Three Nepalese women who were victims of human trafficking, but had been housed at the Attakulangara women’s jail in Thiruvananthapuram after being caught with fake documents on the way to the Gulf, were released on Tuesday.
The women were in search of jobs in the Gulf and what landed them in trouble were the documents with fake foreign employment permits that the agent had given them.
This incident raises alarm over human trafficking and only the timely intervention of a group of activists who exposed it made the release of the women possible.
The women were arrested by the Valiathura police in February this year and had been remanded.
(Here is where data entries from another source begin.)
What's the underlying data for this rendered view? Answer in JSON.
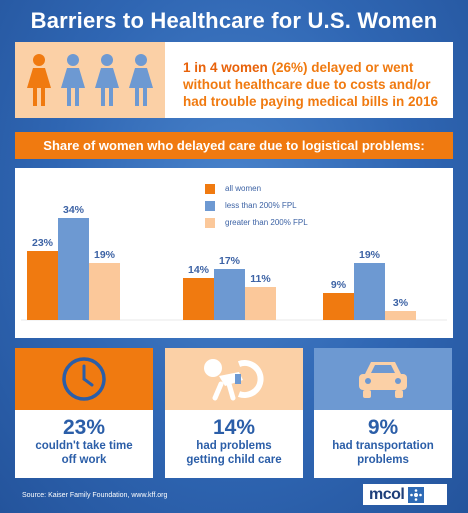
{
  "title": "Barriers to Healthcare for U.S. Women",
  "stat": {
    "highlight": "1 in 4 women",
    "line1_rest": " (26%) delayed or went",
    "line2": "without healthcare due to costs and/or",
    "line3": "had trouble paying medical bills in 2016"
  },
  "chart_header": "Share of women who delayed care due to logistical problems:",
  "colors": {
    "all_women": "#f07a10",
    "less_200": "#6d99d2",
    "greater_200": "#fbc89a"
  },
  "chart_data": {
    "type": "bar",
    "categories": [
      "couldn't take time off work",
      "had problems getting child care",
      "had transportation problems"
    ],
    "series": [
      {
        "name": "all women",
        "values": [
          23,
          14,
          9
        ]
      },
      {
        "name": "less than 200% FPL",
        "values": [
          34,
          17,
          19
        ]
      },
      {
        "name": "greater than 200% FPL",
        "values": [
          19,
          11,
          3
        ]
      }
    ],
    "value_suffix": "%",
    "ylim": [
      0,
      40
    ],
    "grid": false,
    "legend_position": "top-center"
  },
  "cards": [
    {
      "icon": "clock-icon",
      "pct": "23%",
      "line1": "couldn't take time",
      "line2": "off work",
      "top_bg": "#f07a10"
    },
    {
      "icon": "baby-icon",
      "pct": "14%",
      "line1": "had problems",
      "line2": "getting child care",
      "top_bg": "#fbd0a6"
    },
    {
      "icon": "car-icon",
      "pct": "9%",
      "line1": "had transportation",
      "line2": "problems",
      "top_bg": "#6d99d2"
    }
  ],
  "source": "Source:  Kaiser Family Foundation, www.kff.org",
  "logo": "mcol"
}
They had landed at the domestic airport in Thiruvananthapuram and were trying to go to Kuwait through the international airport. Though they were granted bail in April, they were not able to follow the bail conditions and hence were sent on judicial custody.
The women were booked for various offences under the IPC and the Foreigners Act – 465, 468, 471 and 34 of the IPC and section 14 (B) of the Foreigners Act.
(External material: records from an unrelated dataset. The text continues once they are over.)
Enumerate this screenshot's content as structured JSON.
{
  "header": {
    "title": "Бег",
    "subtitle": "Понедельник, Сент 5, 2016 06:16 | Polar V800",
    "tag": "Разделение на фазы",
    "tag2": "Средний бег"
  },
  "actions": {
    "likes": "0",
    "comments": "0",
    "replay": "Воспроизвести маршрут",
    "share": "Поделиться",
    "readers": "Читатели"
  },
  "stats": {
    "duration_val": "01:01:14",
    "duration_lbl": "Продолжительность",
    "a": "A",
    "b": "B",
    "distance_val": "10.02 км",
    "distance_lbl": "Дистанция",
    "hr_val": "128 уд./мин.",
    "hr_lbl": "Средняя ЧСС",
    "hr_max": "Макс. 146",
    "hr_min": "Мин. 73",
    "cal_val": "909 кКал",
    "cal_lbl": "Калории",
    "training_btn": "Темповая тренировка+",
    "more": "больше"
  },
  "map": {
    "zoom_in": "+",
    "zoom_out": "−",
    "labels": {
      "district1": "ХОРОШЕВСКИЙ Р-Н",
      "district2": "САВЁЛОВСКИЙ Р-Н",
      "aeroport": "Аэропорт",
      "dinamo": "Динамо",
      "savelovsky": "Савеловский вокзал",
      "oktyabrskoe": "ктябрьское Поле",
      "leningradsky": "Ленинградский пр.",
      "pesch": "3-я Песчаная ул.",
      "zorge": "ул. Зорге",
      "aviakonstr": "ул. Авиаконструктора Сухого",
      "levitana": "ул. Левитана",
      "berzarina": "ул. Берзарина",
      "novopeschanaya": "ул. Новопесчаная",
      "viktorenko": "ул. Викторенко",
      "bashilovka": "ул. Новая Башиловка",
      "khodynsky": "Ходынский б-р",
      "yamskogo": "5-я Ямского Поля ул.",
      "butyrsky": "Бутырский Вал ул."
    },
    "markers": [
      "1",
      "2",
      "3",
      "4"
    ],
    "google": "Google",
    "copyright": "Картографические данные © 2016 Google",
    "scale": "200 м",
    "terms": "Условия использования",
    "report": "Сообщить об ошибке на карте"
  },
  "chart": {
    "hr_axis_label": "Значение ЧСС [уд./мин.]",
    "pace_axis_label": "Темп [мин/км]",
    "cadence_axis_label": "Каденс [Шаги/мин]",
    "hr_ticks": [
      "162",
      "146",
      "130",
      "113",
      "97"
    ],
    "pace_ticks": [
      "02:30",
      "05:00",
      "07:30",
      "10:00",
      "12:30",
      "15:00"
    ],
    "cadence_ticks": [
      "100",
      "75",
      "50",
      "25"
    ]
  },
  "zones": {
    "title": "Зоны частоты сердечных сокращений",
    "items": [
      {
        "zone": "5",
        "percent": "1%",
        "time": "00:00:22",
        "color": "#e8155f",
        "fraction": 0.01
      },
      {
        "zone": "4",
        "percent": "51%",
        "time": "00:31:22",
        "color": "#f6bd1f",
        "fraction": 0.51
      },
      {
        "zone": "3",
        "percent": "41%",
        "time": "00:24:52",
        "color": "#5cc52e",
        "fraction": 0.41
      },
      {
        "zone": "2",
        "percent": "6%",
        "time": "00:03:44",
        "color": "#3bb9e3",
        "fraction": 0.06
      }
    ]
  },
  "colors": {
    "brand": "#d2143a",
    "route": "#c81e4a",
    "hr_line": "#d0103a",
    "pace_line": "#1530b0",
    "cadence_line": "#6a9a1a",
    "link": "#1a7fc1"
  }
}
A Crime Branch investigation in April conducted by superintendent N Abdul Rasheed found that the women were not guilty. The Judicial First Class Magistrate ordered the release of the women considering a report from the Crime Branch SP. The three were shifted to a home for women in the city after being released from prison.
Maiti, an NGO based in Nepal, got in touch with advocate J Sandhya, a lawyer based out of Thiruvananthapuram through NGO Prajwala’s founder Sunitha Krishnan. Prajwala rescues and rehabilitates women who are victims of trafficking.
The women also submitted a memorandum to state police chief Loknath Behera through the jail superintendent asking him to intervene. This made the Crime Branch investigation in the case possible.
“We hail from poor families and had come to New Delhi in search of jobs. There we met an agent who promised us jobs in the Gulf and took our family details. The agent handed over a few travel documents within a few days and told us that he would take money directly from our prospective employer. Since he had not taken any money, we didn’t suspect his motive at all. We are illiterate and we blindly believed the person and never suspected that the documents handed over to us were fake. We don’t possess any academic qualification to identify the genuineness of the documents. Only when we were detained at the airport did we come to know that we were cheated by the agent,” the memorandum to the DGP read.
Speaking to TNM, advocate J Sandhya said, “I was prima facie convinced that they were not active participants of the crime and that they genuinely trusted the agent. They had also heard that the same agent had earlier sent women from their area to the Gulf. Then the element of human trafficking struck me as the agent didn’t take money in advance from them. The agent was involved in labour exploitation – he would offer to get employees for employers and in turn would take money from them. After the labourers got the job, the agent would also take monthly commission from them.”
“The women have young children back home whom they have left in the care of others. When I first met them in jail, they were in a miserable condition without being able to communicate properly as language was a barrier for them,” Sandhya added.